Motorola Mobility, a subsidiary of Google, Thursday appealed to the United States Court of Appeals for the Federal Circuit an ITC ban won by, no not Apple, but Microsoft, that took effect this week, requiring the removal of a meeting scheduler feature.
…Google isn’t comfortable with this outcome: a company for which it just paid $12.5 billion is not allowed to import devices into the United States that provide the full range of Android’s functionality. Unlike Motorola’s gadgets, more than 70% of all Android devices sold in the United States have a royalty-bearing patent license from Microsoft. Those device makers who have a license are still able to provide the meeting scheduler feature to their customers.

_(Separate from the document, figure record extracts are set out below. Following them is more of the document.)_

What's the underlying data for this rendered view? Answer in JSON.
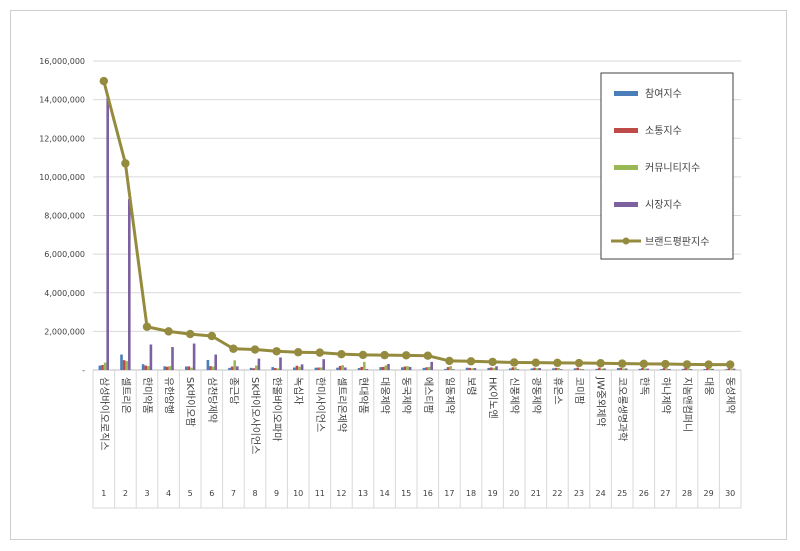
{
  "chart_data": {
    "type": "bar",
    "categories": [
      "삼성바이오로직스",
      "셀트리온",
      "한미약품",
      "유한양행",
      "SK바이오팜",
      "삼천당제약",
      "종근당",
      "SK바이오사이언스",
      "한올바이오파마",
      "녹십자",
      "한미사이언스",
      "셀트리온제약",
      "현대약품",
      "대웅제약",
      "동국제약",
      "에스티팜",
      "일동제약",
      "보령",
      "HK이노엔",
      "신풍제약",
      "광동제약",
      "휴온스",
      "코미팜",
      "JW중외제약",
      "코오롱생명과학",
      "한독",
      "하나제약",
      "지놈앤컴퍼니",
      "대웅",
      "동성제약"
    ],
    "index_labels": [
      "1",
      "2",
      "3",
      "4",
      "5",
      "6",
      "7",
      "8",
      "9",
      "10",
      "11",
      "12",
      "13",
      "14",
      "15",
      "16",
      "17",
      "18",
      "19",
      "20",
      "21",
      "22",
      "23",
      "24",
      "25",
      "26",
      "27",
      "28",
      "29",
      "30"
    ],
    "series": [
      {
        "name": "참여지수",
        "type": "bar",
        "color": "#4a7ebb",
        "values": [
          230000,
          800000,
          300000,
          190000,
          180000,
          520000,
          110000,
          110000,
          150000,
          130000,
          120000,
          120000,
          100000,
          150000,
          140000,
          110000,
          60000,
          120000,
          110000,
          80000,
          80000,
          90000,
          90000,
          60000,
          100000,
          60000,
          50000,
          60000,
          50000,
          40000
        ]
      },
      {
        "name": "소통지수",
        "type": "bar",
        "color": "#be4b48",
        "values": [
          260000,
          510000,
          230000,
          170000,
          190000,
          200000,
          180000,
          90000,
          100000,
          220000,
          130000,
          210000,
          160000,
          160000,
          180000,
          140000,
          150000,
          110000,
          130000,
          140000,
          120000,
          110000,
          120000,
          120000,
          110000,
          110000,
          100000,
          110000,
          90000,
          90000
        ]
      },
      {
        "name": "커뮤니티지수",
        "type": "bar",
        "color": "#98b954",
        "values": [
          380000,
          460000,
          200000,
          200000,
          120000,
          180000,
          500000,
          230000,
          80000,
          170000,
          130000,
          250000,
          420000,
          240000,
          200000,
          160000,
          200000,
          90000,
          110000,
          140000,
          90000,
          110000,
          70000,
          70000,
          80000,
          80000,
          90000,
          100000,
          80000,
          80000
        ]
      },
      {
        "name": "시장지수",
        "type": "bar",
        "color": "#7d60a0",
        "values": [
          14100000,
          8850000,
          1320000,
          1190000,
          1370000,
          800000,
          190000,
          590000,
          650000,
          290000,
          560000,
          130000,
          50000,
          310000,
          160000,
          420000,
          40000,
          100000,
          190000,
          40000,
          100000,
          40000,
          40000,
          80000,
          80000,
          70000,
          50000,
          50000,
          60000,
          70000
        ]
      },
      {
        "name": "브랜드평판지수",
        "type": "line",
        "color": "#958b3e",
        "values": [
          14960000,
          10700000,
          2240000,
          2000000,
          1860000,
          1760000,
          1100000,
          1060000,
          970000,
          920000,
          900000,
          820000,
          780000,
          770000,
          760000,
          740000,
          470000,
          450000,
          420000,
          390000,
          380000,
          370000,
          360000,
          350000,
          330000,
          320000,
          310000,
          290000,
          280000,
          280000
        ]
      }
    ],
    "y_ticks": [
      "-",
      "2,000,000",
      "4,000,000",
      "6,000,000",
      "8,000,000",
      "10,000,000",
      "12,000,000",
      "14,000,000",
      "16,000,000"
    ],
    "ylim": [
      0,
      16000000
    ],
    "legend_position": "top-right",
    "grid": true
  }
}
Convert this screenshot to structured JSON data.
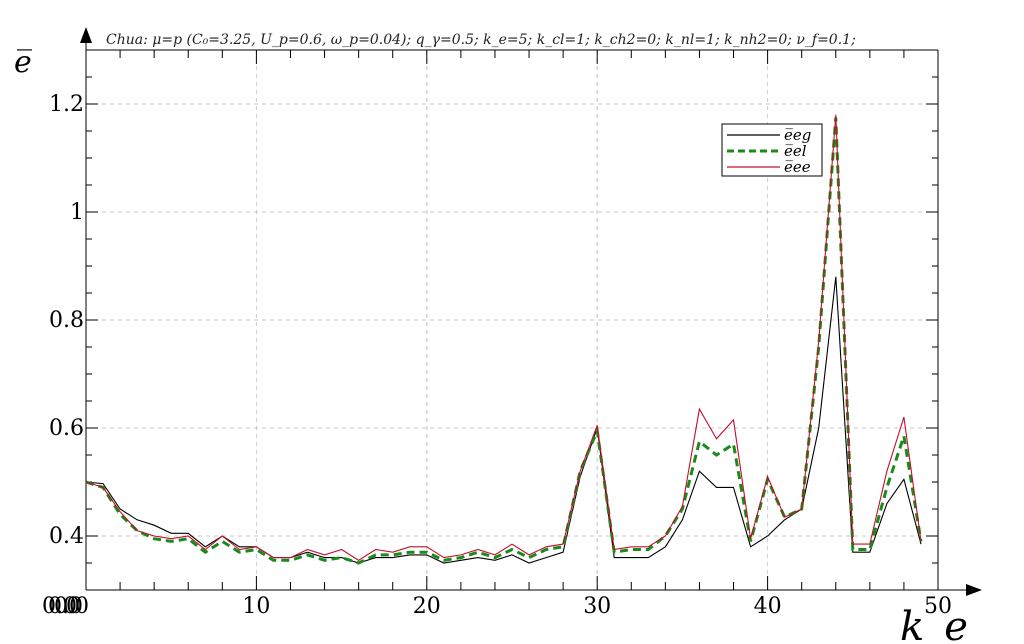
{
  "chart_data": {
    "type": "line",
    "title": "Chua: μ=p (C₀=3.25, U_p=0.6, ω_p=0.04);      q_γ=0.5; k_e=5; k_cl=1; k_ch2=0; k_nl=1; k_nh2=0; ν_f=0.1;",
    "xlabel": "k_e",
    "ylabel": "e̅",
    "xlim": [
      0,
      50
    ],
    "ylim": [
      0.3,
      1.3
    ],
    "x_ticks": [
      0,
      10,
      20,
      30,
      40,
      50
    ],
    "x_tick_labels": [
      "0",
      "10",
      "20",
      "30",
      "40",
      "50"
    ],
    "x_origin_label_overlap": [
      "0.0",
      "0.0",
      "0.0"
    ],
    "y_ticks": [
      0.4,
      0.6,
      0.8,
      1.0,
      1.2
    ],
    "y_tick_labels": [
      "0.4",
      "0.6",
      "0.8",
      "1",
      "1.2"
    ],
    "grid": true,
    "legend_position": "top-right",
    "x": [
      0,
      1,
      2,
      3,
      4,
      5,
      6,
      7,
      8,
      9,
      10,
      11,
      12,
      13,
      14,
      15,
      16,
      17,
      18,
      19,
      20,
      21,
      22,
      23,
      24,
      25,
      26,
      27,
      28,
      29,
      30,
      31,
      32,
      33,
      34,
      35,
      36,
      37,
      38,
      39,
      40,
      41,
      42,
      43,
      44,
      45,
      46,
      47,
      48,
      49
    ],
    "series": [
      {
        "name": "e_eg",
        "color": "#000000",
        "style": "solid",
        "values": [
          0.5,
          0.497,
          0.45,
          0.43,
          0.42,
          0.405,
          0.405,
          0.38,
          0.4,
          0.38,
          0.38,
          0.36,
          0.36,
          0.37,
          0.36,
          0.36,
          0.35,
          0.36,
          0.36,
          0.365,
          0.365,
          0.35,
          0.355,
          0.36,
          0.355,
          0.365,
          0.35,
          0.36,
          0.37,
          0.51,
          0.6,
          0.36,
          0.36,
          0.36,
          0.38,
          0.43,
          0.52,
          0.49,
          0.49,
          0.38,
          0.4,
          0.43,
          0.45,
          0.6,
          0.88,
          0.37,
          0.37,
          0.46,
          0.505,
          0.385
        ]
      },
      {
        "name": "e_el",
        "color": "#1a8a1a",
        "style": "dashed",
        "values": [
          0.5,
          0.49,
          0.44,
          0.41,
          0.395,
          0.39,
          0.395,
          0.37,
          0.39,
          0.37,
          0.375,
          0.355,
          0.355,
          0.365,
          0.355,
          0.36,
          0.35,
          0.365,
          0.365,
          0.37,
          0.37,
          0.355,
          0.36,
          0.37,
          0.36,
          0.375,
          0.36,
          0.375,
          0.38,
          0.52,
          0.595,
          0.37,
          0.375,
          0.375,
          0.4,
          0.45,
          0.575,
          0.55,
          0.57,
          0.39,
          0.505,
          0.435,
          0.45,
          0.75,
          1.175,
          0.375,
          0.375,
          0.49,
          0.585,
          0.39
        ]
      },
      {
        "name": "e_ee",
        "color": "#c0102a",
        "style": "solid",
        "values": [
          0.5,
          0.49,
          0.445,
          0.41,
          0.4,
          0.395,
          0.4,
          0.375,
          0.4,
          0.375,
          0.38,
          0.36,
          0.36,
          0.375,
          0.365,
          0.375,
          0.355,
          0.375,
          0.37,
          0.38,
          0.38,
          0.36,
          0.365,
          0.375,
          0.365,
          0.385,
          0.365,
          0.38,
          0.385,
          0.52,
          0.605,
          0.375,
          0.38,
          0.38,
          0.4,
          0.455,
          0.635,
          0.58,
          0.615,
          0.395,
          0.51,
          0.435,
          0.45,
          0.76,
          1.18,
          0.385,
          0.385,
          0.52,
          0.62,
          0.39
        ]
      }
    ]
  },
  "legend_labels": [
    "e̅eg",
    "e̅el",
    "e̅ee"
  ]
}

Over a month ago, Microsoft filed its own appeal against the ITC decision, asking for a reversal of unfavorable parts relating to other patents in a quest for an import ban of even broader technical scope. The Federal Circuit could possibly now consolidate the two appeals into one.
FOSS says they believe that, “Motorola Mobility will request this in an effort to slow down Microsoft’s appeal. Microsoft has a handful of patents in play that the ITC did not consider to be both valid and infringed by Android, so in statistical terms, the likelihood of the import ban being broadened by the Federal Circuit is substantially greater than that of the import ban being lifted.”
Another ITC decision involving Motorola Mobility was appealed to the Federal Circuit recently. It is the dismissal of Apple’s three-patent complaint.
The Federal Circuit is playing an increasingly important role in the long line of smartphone patent disputes. On Thursday it decided to not stay a preliminary injunction Apple had won against the Samsung Galaxy Tab 10.1.